Q: Burgos’s status has grown in the last few decades. Was there a turning point during which she was embraced by certain communities?

Pérez Rosario: There are at least two historical moments where we see a renewed interest in Julia de Burgos’s life and work. The civil rights movement of the 1960s is one of those moments. The women’s movement of that era led to a renewed interest in the poet on the island by feminist writers, artists and literary critics. At the time, the first book-length study on Julia de Burgos was published in Spanish in Puerto Rico. In the New York, the Nuyorican Movement of the 1970s led to ethnic revitalization and search for a deeper understanding of Puerto Rican history and culture that so many New York Puerto Ricans were distanced from. This coincided with the publication of an anthology of Puerto Rican Spanish-language poetry translated into English. As Latina feminists sought for intellectual genealogies during the women of color movement, they reclaimed Julia de Burgos as an ancestor.

Additionally, the turn of the twentieth-century was another moment where writers and artists reclaimed Julia de Burgos as an inspiration and a cultural icon. The 1990s marks the so-called “Latin explosion” when Latinos were recognized as a consumer category in the United States. This coincided with the Spanish-American war centennial and one hundred years of U.S. domination in Puerto Rico. This decade witnessed the cultural and commercial iconization of Latin American women and Latinas who died tragically at a young age, such as Eva Perón Duarte, Frida Kahlo and Selena Quintanilla. Julia de Burgos became the icon of Latino New York. She is inscribed on the streets of El Barrio, East Harlem in the form of murals, cultural centers and street corners. These cultural sites and places to publicly and collectively mourn and remember Julia permit the community to both mourn its past and affirm its renewal.

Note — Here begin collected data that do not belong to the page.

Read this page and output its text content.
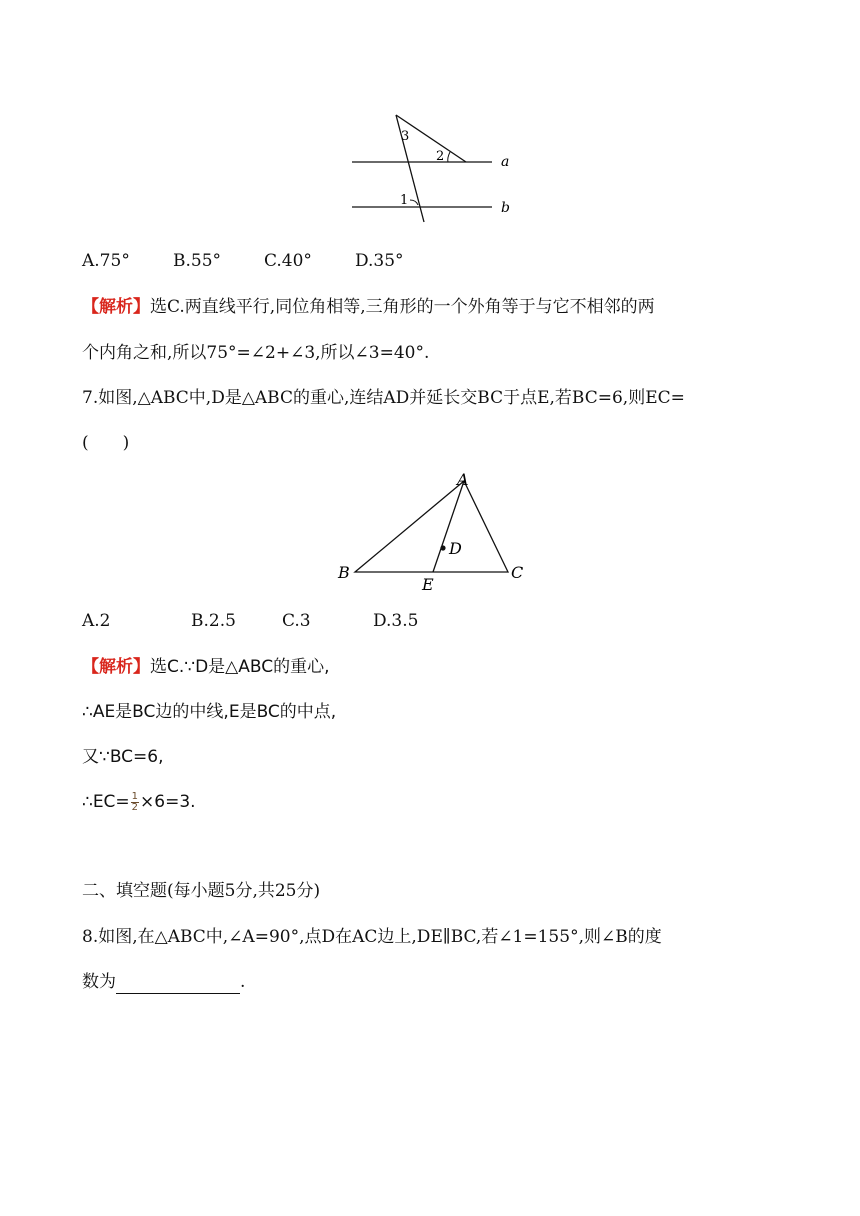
3
2
1
a
b
A.75°	B.55°	C.40°	D.35°
【解析】选C.两直线平行,同位角相等,三角形的一个外角等于与它不相邻的两
个内角之和,所以75°=∠2+∠3,所以∠3=40°.
7.如图,△ABC中,D是△ABC的重心,连结AD并延长交BC于点E,若BC=6,则EC=
(　　)
A
B	C
D
E
A.2	B.2.5	C.3	D.3.5
【解析】选C.∵D是△ABC的重心,
∴AE是BC边的中线,E是BC的中点,
又∵BC=6,
∴EC= $\frac{1}{2} \times 6=3$.
二、填空题(每小题5分,共25分)
8.如图,在△ABC中,∠A=90°,点D在AC边上,DE∥BC,若∠1=155°,则∠B的度
数为	.
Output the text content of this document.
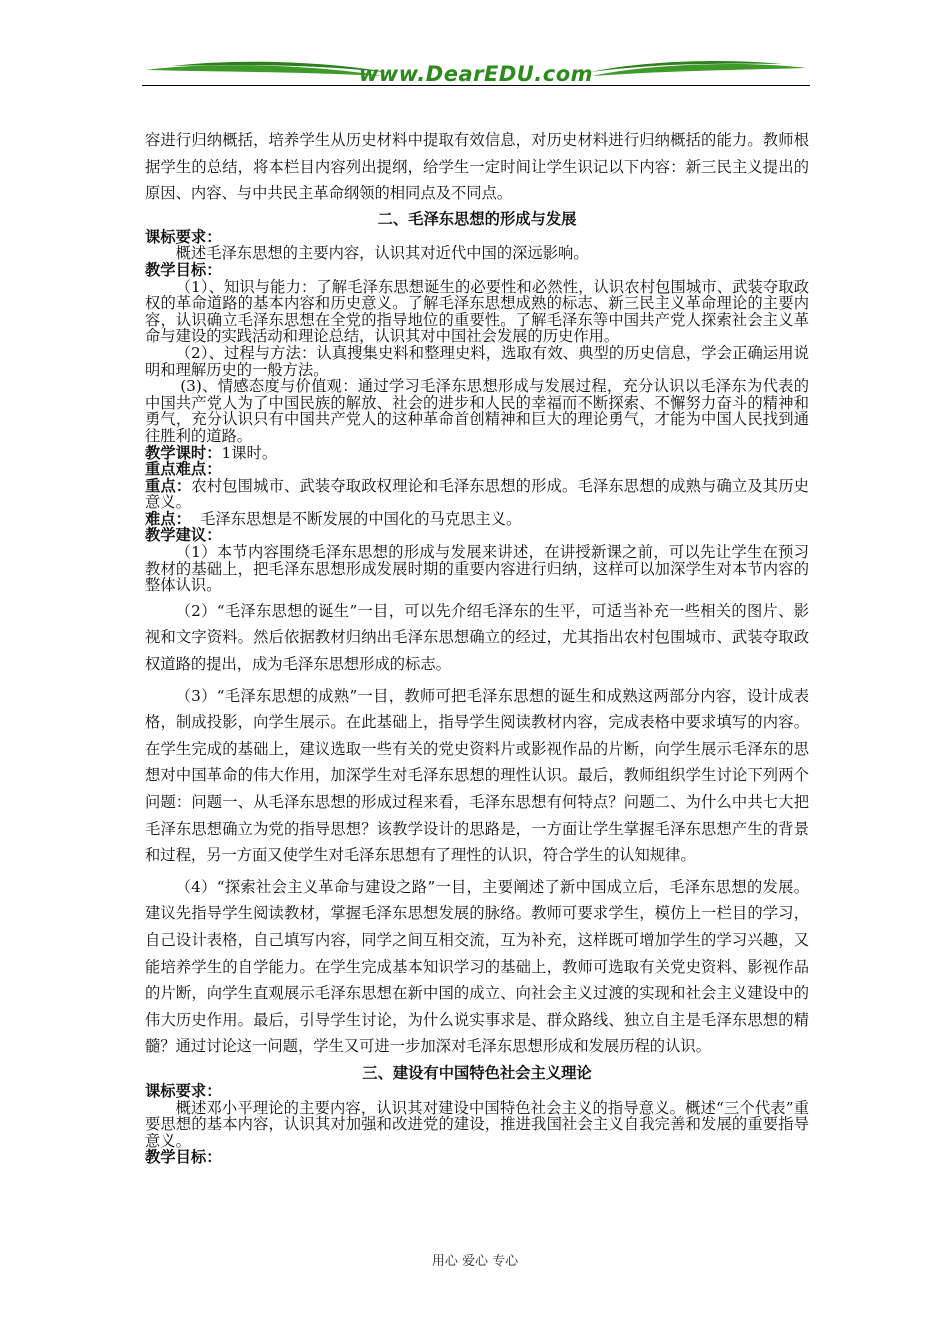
www.DearEDU.com

容进行归纳概括，培养学生从历史材料中提取有效信息，对历史材料进行归纳概括的能力。教师根据学生的总结，将本栏目内容列出提纲，给学生一定时间让学生识记以下内容：新三民主义提出的原因、内容、与中共民主革命纲领的相同点及不同点。

二、毛泽东思想的形成与发展

课标要求：

概述毛泽东思想的主要内容，认识其对近代中国的深远影响。

教学目标：

（1）、知识与能力：了解毛泽东思想诞生的必要性和必然性，认识农村包围城市、武装夺取政权的革命道路的基本内容和历史意义。了解毛泽东思想成熟的标志、新三民主义革命理论的主要内容，认识确立毛泽东思想在全党的指导地位的重要性。了解毛泽东等中国共产党人探索社会主义革命与建设的实践活动和理论总结，认识其对中国社会发展的历史作用。

（2）、过程与方法：认真搜集史料和整理史料，选取有效、典型的历史信息，学会正确运用说明和理解历史的一般方法。

(3)、情感态度与价值观：通过学习毛泽东思想形成与发展过程，充分认识以毛泽东为代表的中国共产党人为了中国民族的解放、社会的进步和人民的幸福而不断探索、不懈努力奋斗的精神和勇气，充分认识只有中国共产党人的这种革命首创精神和巨大的理论勇气，才能为中国人民找到通往胜利的道路。

教学课时：1课时。

重点难点：

重点：农村包围城市、武装夺取政权理论和毛泽东思想的形成。毛泽东思想的成熟与确立及其历史意义。

难点： 毛泽东思想是不断发展的中国化的马克思主义。

教学建议：

（1）本节内容围绕毛泽东思想的形成与发展来讲述，在讲授新课之前，可以先让学生在预习教材的基础上，把毛泽东思想形成发展时期的重要内容进行归纳，这样可以加深学生对本节内容的整体认识。

（2）“毛泽东思想的诞生”一目，可以先介绍毛泽东的生平，可适当补充一些相关的图片、影视和文字资料。然后依据教材归纳出毛泽东思想确立的经过，尤其指出农村包围城市、武装夺取政权道路的提出，成为毛泽东思想形成的标志。

（3）“毛泽东思想的成熟”一目，教师可把毛泽东思想的诞生和成熟这两部分内容，设计成表格，制成投影，向学生展示。在此基础上，指导学生阅读教材内容，完成表格中要求填写的内容。在学生完成的基础上，建议选取一些有关的党史资料片或影视作品的片断，向学生展示毛泽东的思想对中国革命的伟大作用，加深学生对毛泽东思想的理性认识。最后，教师组织学生讨论下列两个问题：问题一、从毛泽东思想的形成过程来看，毛泽东思想有何特点？问题二、为什么中共七大把毛泽东思想确立为党的指导思想？该教学设计的思路是，一方面让学生掌握毛泽东思想产生的背景和过程，另一方面又使学生对毛泽东思想有了理性的认识，符合学生的认知规律。

（4）“探索社会主义革命与建设之路”一目，主要阐述了新中国成立后，毛泽东思想的发展。建议先指导学生阅读教材，掌握毛泽东思想发展的脉络。教师可要求学生，模仿上一栏目的学习，自己设计表格，自己填写内容，同学之间互相交流，互为补充，这样既可增加学生的学习兴趣，又能培养学生的自学能力。在学生完成基本知识学习的基础上，教师可选取有关党史资料、影视作品的片断，向学生直观展示毛泽东思想在新中国的成立、向社会主义过渡的实现和社会主义建设中的伟大历史作用。最后，引导学生讨论，为什么说实事求是、群众路线、独立自主是毛泽东思想的精髓？通过讨论这一问题，学生又可进一步加深对毛泽东思想形成和发展历程的认识。

三、建设有中国特色社会主义理论

课标要求：

概述邓小平理论的主要内容，认识其对建设中国特色社会主义的指导意义。概述“三个代表”重要思想的基本内容，认识其对加强和改进党的建设，推进我国社会主义自我完善和发展的重要指导意义。

教学目标：

用心 爱心 专心
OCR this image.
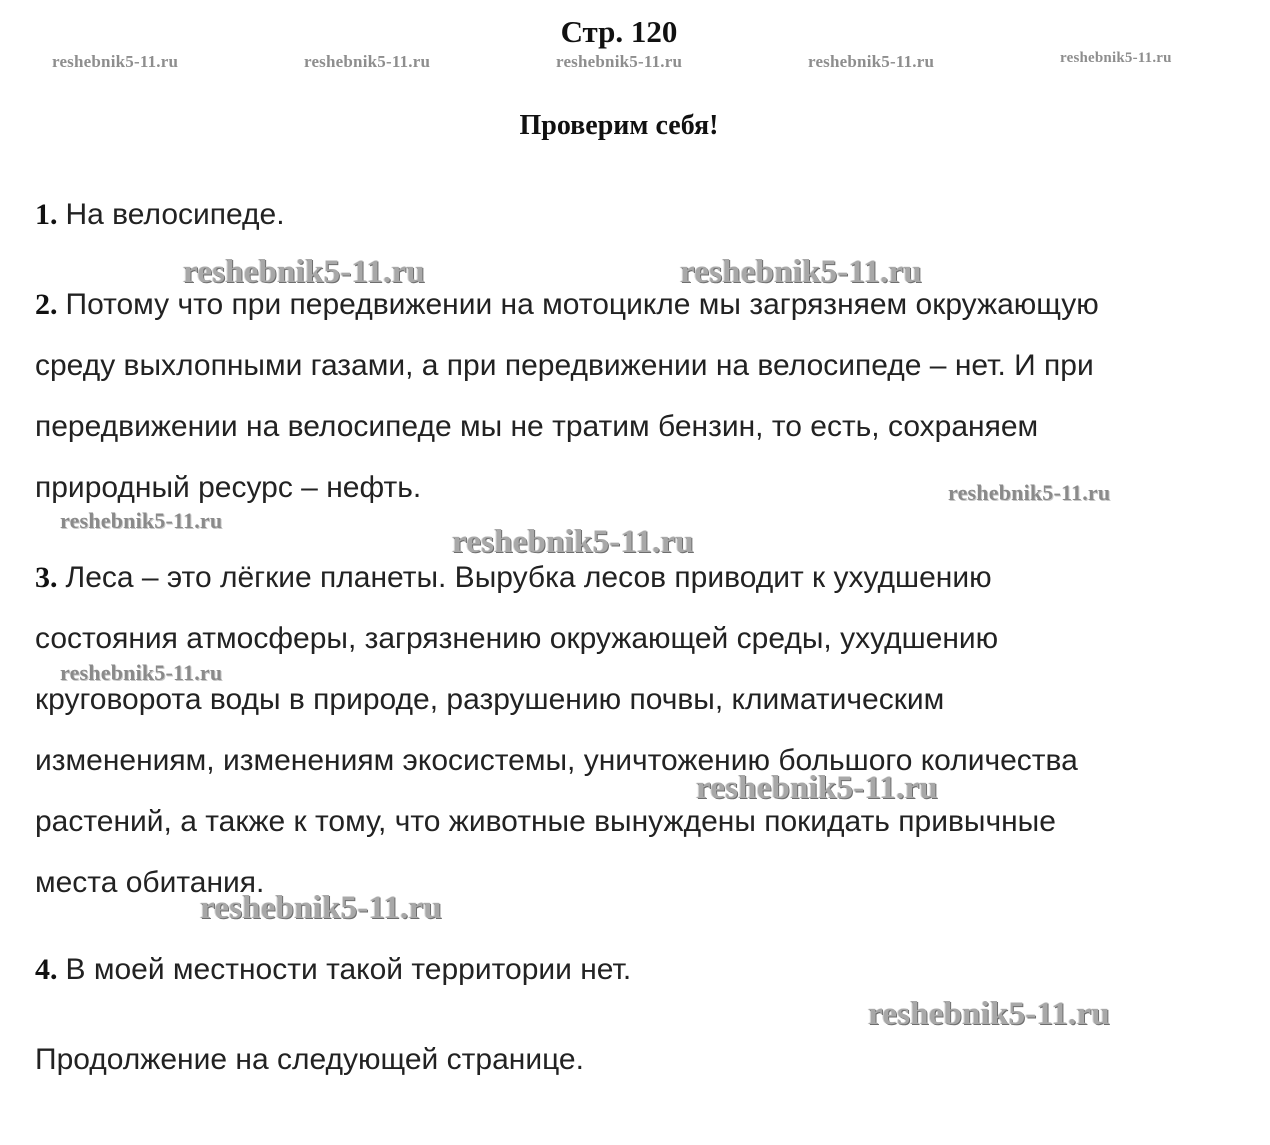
Стр. 120
reshebnik5-11.ru	reshebnik5-11.ru	reshebnik5-11.ru	reshebnik5-11.ru	reshebnik5-11.ru
Проверим себя!

1. На велосипеде.

2. Потому что при передвижении на мотоцикле мы загрязняем окружающую
среду выхлопными газами, а при передвижении на велосипеде – нет. И при
передвижении на велосипеде мы не тратим бензин, то есть, сохраняем
природный ресурс – нефть.

3. Леса – это лёгкие планеты. Вырубка лесов приводит к ухудшению
состояния атмосферы, загрязнению окружающей среды, ухудшению
круговорота воды в природе, разрушению почвы, климатическим
изменениям, изменениям экосистемы, уничтожению большого количества
растений, а также к тому, что животные вынуждены покидать привычные
места обитания.

4. В моей местности такой территории нет.

Продолжение на следующей странице.

reshebnik5-11.ru	reshebnik5-11.ru
reshebnik5-11.ru
reshebnik5-11.ru
reshebnik5-11.ru
reshebnik5-11.ru
reshebnik5-11.ru
reshebnik5-11.ru
reshebnik5-11.ru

Q: Many others have focused on the tragedy of Burgos’s life, especially her death. Did you hesitate covering some of that ground within Becoming Julia de Burgos?

Pérez Rosario: Much has been written about Julia de Burgos’s mysterious death on the streets of Harlem in 1953. I felt at times this overshadows how talented she was as a poet. Burgos’s life and death have been shrouded in gossip and myth. When I set out to write this book, I wanted to focus instead on her work, her politics, the world she lived in, and her contributions to Puerto Rican culture both on the island and in New York. As I developed this project, I realized that these stories about her life and death captured the imaginations of readers everywhere. I think it’s important to honor that.